Lalu pada 1953, orangtua Irwan menyusulnya pindah ke Semarang. Saat itu kedua orangtuanya memutuskan untuk ikut berinvestasi di Sido Muncul dengan membeli 50% sahamnya. Barulah pada 1970, ketika Ny Rakhmat sudah berusia 73 tahun diputuskan untuk memberikan Sido Muncul seutuhnya kepada orangtua Irwan.
"Sido Muncul masih kecil sekali enggak ada apa-apanya. Bahkan ketika itu utangnya banyak, kita nggak bisa bayar utang hampir disita semuanya. Cuma ada pabrik berukuran 700 meter termasuk untuk tempat tinggal kecil. Utangnya saat itu Rp 46 juta," kenangnya
Besarnya utang saat itu lantaran perusahaan terlalu aktif melakukan ekspansi, sementara penjualan jamu saat itu hanya Rp 800 ribu per bulan.
Irwan Hidayat yang saat itu masih berusia muda pun turut menyumbang pemikiran agar perusahaan tak gulung tikar. Salah satu ide brilian membuat pil kewanitaan yang bernama Pil Amor.
Irwan mencipatakan produk tersebut dengan alasan jamu-jamu untuk perempuan sedang tenar saat itu. Jamu racikannya itu dia iklankan di 2 radio kenamaan di Jakarta kala itu.
Hasilnya pun cukup menggembirakan. Laba perusahaan pun ikut meroket untuk membawayar utang.
"Akhirnya sukses, omzetnya dalam waktu 2 bulan jadi Rp 12 juta, jadi dalam waktu 6 sampai 7 bulan utang Rp 46 jutanya lunas," tuturnya.
Irwan Hidayat menjelaskan produk jamu sebenarnya memiliki kelebihan tersendiri masih yang tidak terdapat dalam fungsi obat.
"Salah satu karakteristiknya jamu itu konsumsinya jangka panjang, cara mengobatinya juga berbeda," tuturnya saat berbincang dengan detikFinance.
Irwan mencontohkan, khasiat tolak angin sebenarnya bukan hanya mengeluarkan angin dalam tubuh, tapi meningkatkan daya tahan tubuh. Dia mengatakan kondisi masuk angin merupakan tolak ukur bahwa daya tahan tubuh sedang melemah.
"Jadi jika sedang masuk angin tidak diobati maka bisa terkena penyakit macam-macam," terangnya.
Sementara Tolak Linu khasiatnya bukan secara langsung menyembuhkan linu dalam tubuh, melainkan melanmcarkan peredaran darah. Sehingga zat-zat negatif yang menyebabkan linu terangkut dan bisa kembali pulih.
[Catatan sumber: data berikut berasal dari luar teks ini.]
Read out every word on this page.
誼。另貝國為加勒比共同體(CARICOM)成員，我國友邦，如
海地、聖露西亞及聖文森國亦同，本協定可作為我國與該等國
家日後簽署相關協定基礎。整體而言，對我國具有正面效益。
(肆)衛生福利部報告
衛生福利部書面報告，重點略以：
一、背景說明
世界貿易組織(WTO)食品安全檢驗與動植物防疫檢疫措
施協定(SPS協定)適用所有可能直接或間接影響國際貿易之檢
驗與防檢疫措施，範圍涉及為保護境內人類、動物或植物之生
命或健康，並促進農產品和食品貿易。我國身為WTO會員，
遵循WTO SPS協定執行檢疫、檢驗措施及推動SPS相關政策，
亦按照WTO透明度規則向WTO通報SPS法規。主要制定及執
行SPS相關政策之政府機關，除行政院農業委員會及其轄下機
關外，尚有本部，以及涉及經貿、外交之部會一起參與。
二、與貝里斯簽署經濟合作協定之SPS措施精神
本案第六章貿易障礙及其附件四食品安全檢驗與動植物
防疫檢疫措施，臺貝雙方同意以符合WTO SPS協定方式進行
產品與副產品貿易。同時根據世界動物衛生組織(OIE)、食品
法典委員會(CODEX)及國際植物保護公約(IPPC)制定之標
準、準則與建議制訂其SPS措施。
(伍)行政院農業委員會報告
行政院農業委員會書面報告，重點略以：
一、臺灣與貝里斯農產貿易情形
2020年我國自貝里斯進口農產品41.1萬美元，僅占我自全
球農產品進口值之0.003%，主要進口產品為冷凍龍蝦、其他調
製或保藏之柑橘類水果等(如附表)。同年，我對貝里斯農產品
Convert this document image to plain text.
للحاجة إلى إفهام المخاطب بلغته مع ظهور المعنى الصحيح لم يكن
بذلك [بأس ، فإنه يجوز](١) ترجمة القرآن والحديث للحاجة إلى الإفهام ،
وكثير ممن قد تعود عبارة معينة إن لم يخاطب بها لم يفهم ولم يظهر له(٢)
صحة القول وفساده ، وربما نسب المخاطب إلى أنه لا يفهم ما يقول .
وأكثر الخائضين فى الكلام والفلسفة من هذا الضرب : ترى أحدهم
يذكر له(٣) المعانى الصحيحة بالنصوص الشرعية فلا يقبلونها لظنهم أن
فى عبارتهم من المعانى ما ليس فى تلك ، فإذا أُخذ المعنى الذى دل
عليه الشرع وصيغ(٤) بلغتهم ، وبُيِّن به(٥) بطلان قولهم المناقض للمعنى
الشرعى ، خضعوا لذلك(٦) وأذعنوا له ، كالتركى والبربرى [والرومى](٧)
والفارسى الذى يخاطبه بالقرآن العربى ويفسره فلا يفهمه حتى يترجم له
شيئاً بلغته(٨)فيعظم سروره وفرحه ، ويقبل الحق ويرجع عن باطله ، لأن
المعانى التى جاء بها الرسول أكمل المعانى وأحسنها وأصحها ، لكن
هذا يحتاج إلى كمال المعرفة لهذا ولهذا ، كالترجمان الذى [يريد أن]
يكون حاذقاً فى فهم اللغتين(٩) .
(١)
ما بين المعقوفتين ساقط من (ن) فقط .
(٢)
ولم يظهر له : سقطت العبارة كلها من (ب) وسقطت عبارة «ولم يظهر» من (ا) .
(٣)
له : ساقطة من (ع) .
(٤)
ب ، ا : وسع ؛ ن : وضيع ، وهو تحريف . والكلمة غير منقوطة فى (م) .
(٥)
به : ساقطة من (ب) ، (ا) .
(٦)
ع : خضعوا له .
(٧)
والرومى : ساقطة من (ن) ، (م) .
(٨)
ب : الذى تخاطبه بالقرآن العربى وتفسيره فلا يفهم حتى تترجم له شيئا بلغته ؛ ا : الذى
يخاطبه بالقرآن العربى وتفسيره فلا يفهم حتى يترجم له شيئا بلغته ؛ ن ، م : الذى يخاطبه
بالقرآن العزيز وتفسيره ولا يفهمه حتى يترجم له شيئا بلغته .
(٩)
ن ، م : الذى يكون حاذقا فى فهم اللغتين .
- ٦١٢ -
Bagi masyarakat Indonesia, tentu sangat akrab dengan produk Sido Muncul. Bahkan tanpa melihat merek dengan hanya melihat logo sudah bisa tahu bahwa itu jamu Sido Muncul.
Sejak berdiri pada 1951, Sido Muncul tidak pernah mengubah logonya yang berwujud tumbukan jamu dengan foto sosok Ibu dan seorang anak balita. Ternyata anak balita itu adalah Irwan Hidayat yang kini menjadi Direktur Sido Muncul, sementara wanitanya adalah neneknya Ny Rakhmat Sulistyo yang mendirikan Sido Muncul.
Irwan bercerita, sejak kecil dia memang sangat dekat dengan neneknya. Dia sejak lahir sering sakit-sakitan memang diurus oleh neneknya.
"Saya dipelihara sama nenek saya sejak saya masih di Yogyakarta," kenangnya saat berbincang dengan detikFinance.